Zwanger-Pesiri Radiology, a company that provides diagnostic testing and imaging services throughout Long Island, on Wednesday agreed to pay more than $8 million to settle a lawsuit accusing the Lindenhurst-based business of submitting false claims to Medicare and Medicaid programs for more than six years.

The family-owned enterprise, headed by Dr. Steven Mendelsohn, also pleaded guilty before a federal judge in Central Islip to two counts of fraud for illegally performing and billing the public health insurance plans, as well as private ones, for procedures that doctors had not ordered.

Zwanger-Pesiri, which operates 21 medical offices in Nassau and Suffolk counties, agreed to forfeit $2.4 million in the criminal case.

“Zwanger-Pesiri illegally pursued corporate profits at the expense of federal and state health care providers and taxpayers,” Robert L. Capers, the U.S. attorney for the Eastern District, said in a news release. “Today’s guilty plea and approximate $10.5 million global settlement demonstrates our vigilance in bringing to justice those who put profits first and health care second.”

U.S. District Court Judge Joanna Seybert approved the settlement and the plea agreement.

The settlement and the plea came more than two years after federal agents raided Zwanger-Pesiri’s headquarters and seized its business records.

The joint investigation began after two whistleblowers, former employees of Zwanger-Pesiri, alerted authorities of the company’s illegal billing practices.

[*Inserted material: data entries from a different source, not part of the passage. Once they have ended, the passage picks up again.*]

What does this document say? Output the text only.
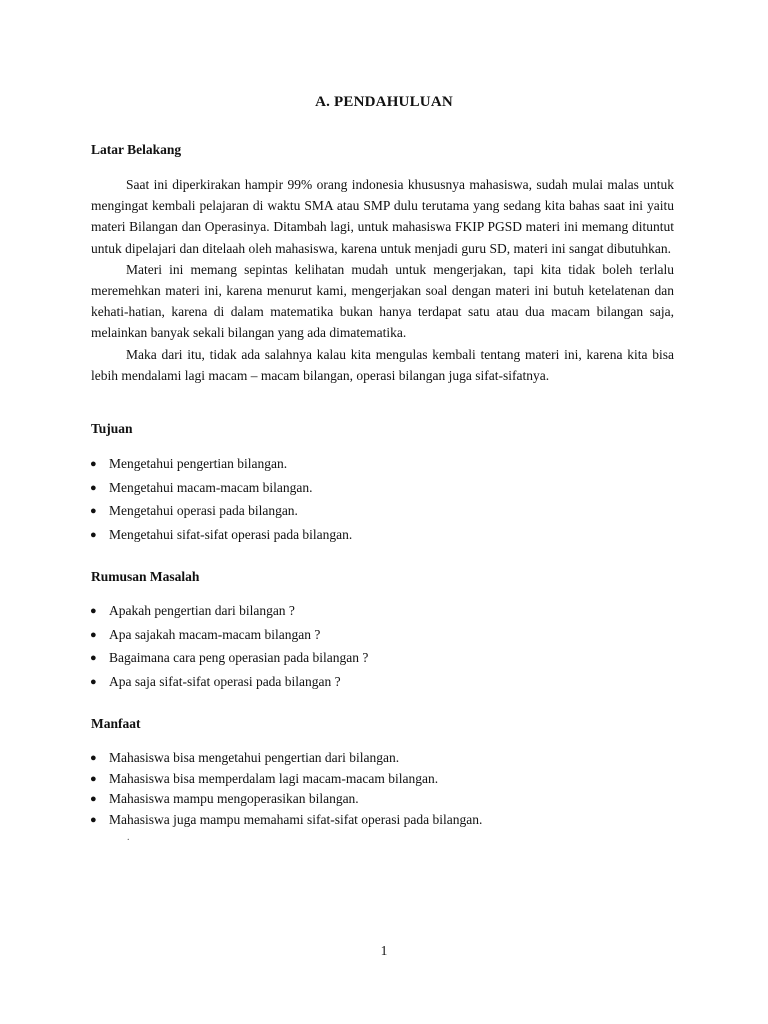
A. PENDAHULUAN
Latar Belakang

Saat ini diperkirakan hampir 99% orang indonesia khususnya mahasiswa, sudah mulai malas untuk mengingat kembali pelajaran di waktu SMA atau SMP dulu terutama yang sedang kita bahas saat ini yaitu materi Bilangan dan Operasinya. Ditambah lagi, untuk mahasiswa FKIP PGSD materi ini memang dituntut untuk dipelajari dan ditelaah oleh mahasiswa, karena untuk menjadi guru SD, materi ini sangat dibutuhkan.

Materi ini memang sepintas kelihatan mudah untuk mengerjakan, tapi kita tidak boleh terlalu meremehkan materi ini, karena menurut kami, mengerjakan soal dengan materi ini butuh ketelatenan dan kehati-hatian, karena di dalam matematika bukan hanya terdapat satu atau dua macam bilangan saja, melainkan banyak sekali bilangan yang ada dimatematika.

Maka dari itu, tidak ada salahnya kalau kita mengulas kembali tentang materi ini, karena kita bisa lebih mendalami lagi macam – macam bilangan, operasi bilangan juga sifat-sifatnya.

Tujuan
● Mengetahui pengertian bilangan.
● Mengetahui macam-macam bilangan.
● Mengetahui operasi pada bilangan.
● Mengetahui sifat-sifat operasi pada bilangan.
Rumusan Masalah
● Apakah pengertian dari bilangan ?
● Apa sajakah macam-macam bilangan ?
● Bagaimana cara peng operasian pada bilangan ?
● Apa saja sifat-sifat operasi pada bilangan ?
Manfaat
● Mahasiswa bisa mengetahui pengertian dari bilangan.
● Mahasiswa bisa memperdalam lagi macam-macam bilangan.
● Mahasiswa mampu mengoperasikan bilangan.
● Mahasiswa juga mampu memahami sifat-sifat operasi pada bilangan.
.
1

When a doctor ordered a test for his or her patient, federal prosecutors said Zwanger-Pesiri’s employees automatically perform a related test that had not been ordered by the doctor.

For example, from January 2008 to February 2014, when female patients were referred to Zwanger-Pesiri for a pelvic or transvaginal ultrasound, its employees performed and billed for both tests.

From July 2009 and February 2014, when patients were referred to Zwanger-Pesiri for a dual energy X-ray absorptiometry bone scan or a vertebral fracture assessment, both procedures were done even though only one was requested.

Of the $8.1 million settlement from the lawsuit, $6.9 million goes to the federal government and $1.2 million to New York State. Some of the money, about $1.4 million, go to the two whistleblowers.

Mendelsohn who was named in the lawsuit but who was not charged, said in a statement his company did not admit any wrongdoing. Federal and state officials, however, will monitor Zwanger-Pesiri’s billing practices for five years.

More than 5,000 physicians referred patients to Zwanger-Pesiri in 2015 and the company served 800,000 patients, according to Mendelsohn.

“We are pleased to put these investigations behind us, which is in the best interests of our company and our patients,” he said.